Co-Ni bi-metallic thin films with different stoichiometries have been deposited by magnetron co-sputtering technique on Ni foam (NF), Si and carbon paper substrates. The structural and morphological characterisations of these films have been done by X-ray diffraction, X-ray absorption spectroscopy and Field Emission Scanning Electron Microscope measurements. The performances of these films for hydrogen evolution reaction (HER) and oxygen evolution reaction (OER) have been evaluated through electrochemical measurements like Linear Sweep Voltammetry, Cyclic Voltammetry and Electrochemical Impedance Spectroscopy measurements. Operando X ray absorption near edge spectroscopy measurements have also been carried out during HER and OER to decipher the redox reaction mechanisms. It has been observed that the HER and OER performance of all the Co Ni bi-metallic thin films on NF are found to be better than that of bare NF. The CoNi sample with composition of 58.7% Co and 41.3% Ni shows the best catalytic activity and stability towards HER and OER reactions.
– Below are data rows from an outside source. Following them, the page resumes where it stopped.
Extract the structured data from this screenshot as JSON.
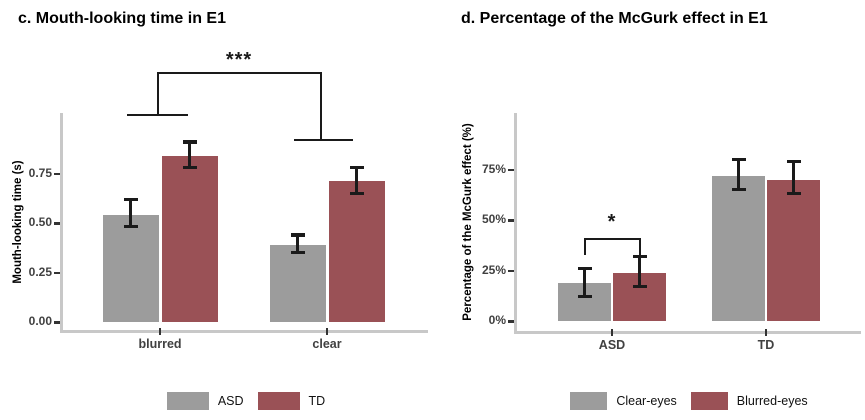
{
  "colors": {
    "bar_gray": "#9C9C9C",
    "bar_red": "#9A5156",
    "axis_line": "#C8C8C8",
    "tick_text": "#404040",
    "error_bar": "#1a1a1a",
    "background": "#FFFFFF"
  },
  "chart_data": [
    {
      "type": "bar",
      "title": "c. Mouth-looking time in E1",
      "xlabel": "",
      "ylabel": "Mouth-looking time (s)",
      "categories": [
        "blurred",
        "clear"
      ],
      "series": [
        {
          "name": "ASD",
          "color": "#9C9C9C",
          "values": [
            0.54,
            0.39
          ],
          "error_low": [
            0.48,
            0.35
          ],
          "error_high": [
            0.62,
            0.44
          ]
        },
        {
          "name": "TD",
          "color": "#9A5156",
          "values": [
            0.84,
            0.71
          ],
          "error_low": [
            0.78,
            0.65
          ],
          "error_high": [
            0.91,
            0.78
          ]
        }
      ],
      "ylim": [
        0,
        1.05
      ],
      "yticks": [
        0,
        0.25,
        0.5,
        0.75
      ],
      "ytick_labels": [
        "0.00",
        "0.25",
        "0.50",
        "0.75"
      ],
      "grid": false,
      "legend_position": "bottom",
      "significance": {
        "label": "***",
        "comparison": "blurred vs clear"
      }
    },
    {
      "type": "bar",
      "title": "d. Percentage of the McGurk effect in E1",
      "xlabel": "",
      "ylabel": "Percentage of the McGurk effect (%)",
      "categories": [
        "ASD",
        "TD"
      ],
      "series": [
        {
          "name": "Clear-eyes",
          "color": "#9C9C9C",
          "values": [
            19,
            72
          ],
          "error_low": [
            12,
            65
          ],
          "error_high": [
            26,
            80
          ]
        },
        {
          "name": "Blurred-eyes",
          "color": "#9A5156",
          "values": [
            24,
            70
          ],
          "error_low": [
            17,
            63
          ],
          "error_high": [
            32,
            79
          ]
        }
      ],
      "ylim": [
        0,
        105
      ],
      "yticks": [
        0,
        25,
        50,
        75
      ],
      "ytick_labels": [
        "0%",
        "25%",
        "50%",
        "75%"
      ],
      "grid": false,
      "legend_position": "bottom",
      "significance": {
        "label": "*",
        "comparison": "Clear-eyes vs Blurred-eyes in ASD"
      }
    }
  ]
}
Though the HER activity is not the best but is comparable to many results reported in the literature, however the catalyst shows excellent OER activity with overpotential of 214 mV for 10mA/cm2 current density. This is much better than that of the OER benchmark catalyst RuO2 and most of those reported in the literature. The OER is kinetically slower than HER and requires more overpotential, hence a significant improvement in the catalytic OER activity will definitely enhance the overall water splitting activity and hydrogen production efficiency. Thus the Co-Ni bi-metallic catalyst prepared by an easily scalable and highly reproducible magnetron co-sputtering technique has significant potential to emerge out as a technologically viable water splitting catalyst.